You might say, but in the most famous example, the AdS space has ten dimensions, and the flat space has four dimensions, how can they be the same thing? The answer is that the boundary-at-infinity of the AdS space only has four dimensions. The activity of the "fields in the flat space" describe the entry and exit of strings from the boundary-at-infinity, into the "center" (the bulk) of the AdS space.
From the perspective of the four-dimensional theory, the radial direction of the AdS space corresponds to the size of objects in the field theory. The larger an object is in the four dimensions, the deeper it is in a fifth dimension of AdS space. So the four-dimensional view is (metaphorically) like many slices of five dimensions, that have then been superimposed on each other.

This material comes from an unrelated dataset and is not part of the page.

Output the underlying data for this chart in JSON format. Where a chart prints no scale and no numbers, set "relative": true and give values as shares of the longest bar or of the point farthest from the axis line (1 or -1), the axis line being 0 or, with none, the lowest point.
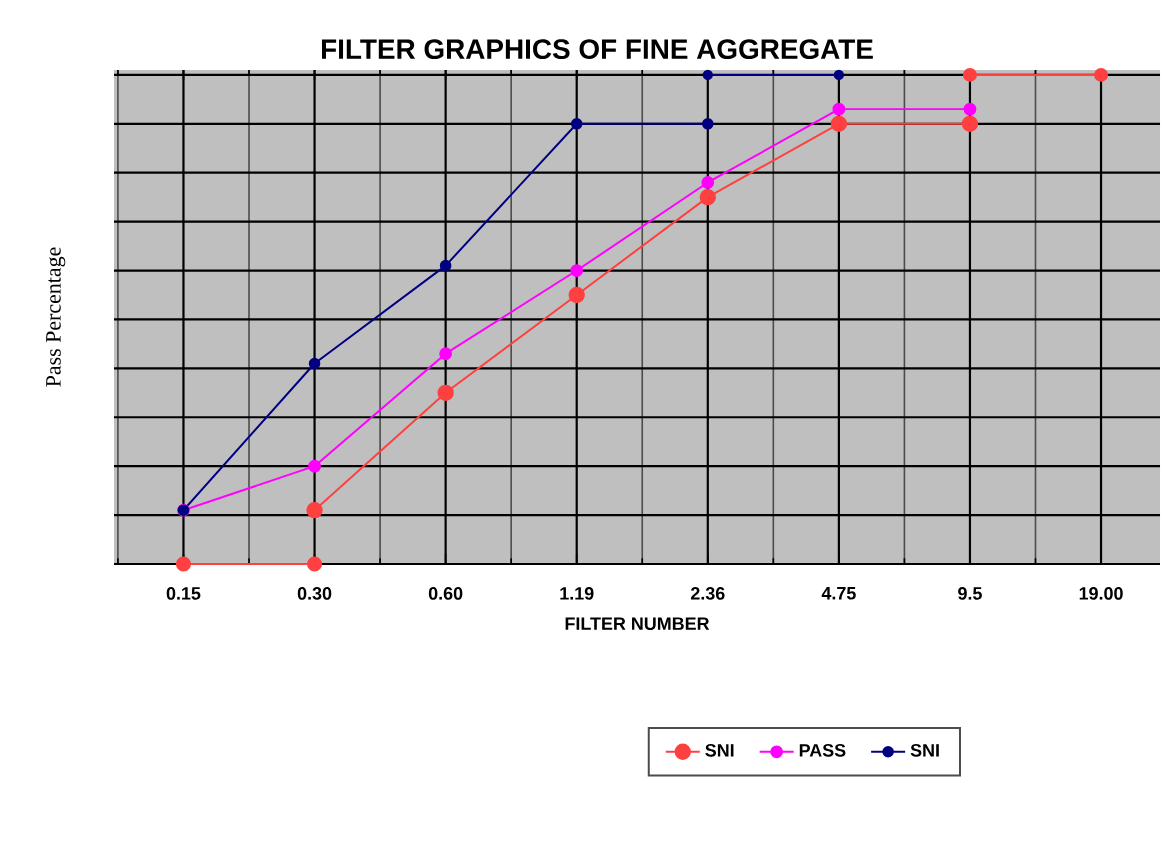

So that's five out of the ten dimensions. The other five dimensions are closed on themselves, and correspond to field strengths in the four dimensions, in a way that I am a little unsure about.
The actual way that four dimensions corresponds to ten dimensions is still a little mysterious - not all the details are worked out. The duality itself was guessed by Maldacena (in this paper) after he studied four-dimensional black holes in ten-dimensional string theory. It seemed like the inside of the black hole should be described in two ways, one four-dimensional, the other ten-dimensional. Mathematical equivalence is not absolutely proven, but it has passed every test (when you calculate two things in the different frameworks, that should be equal, they come out equal).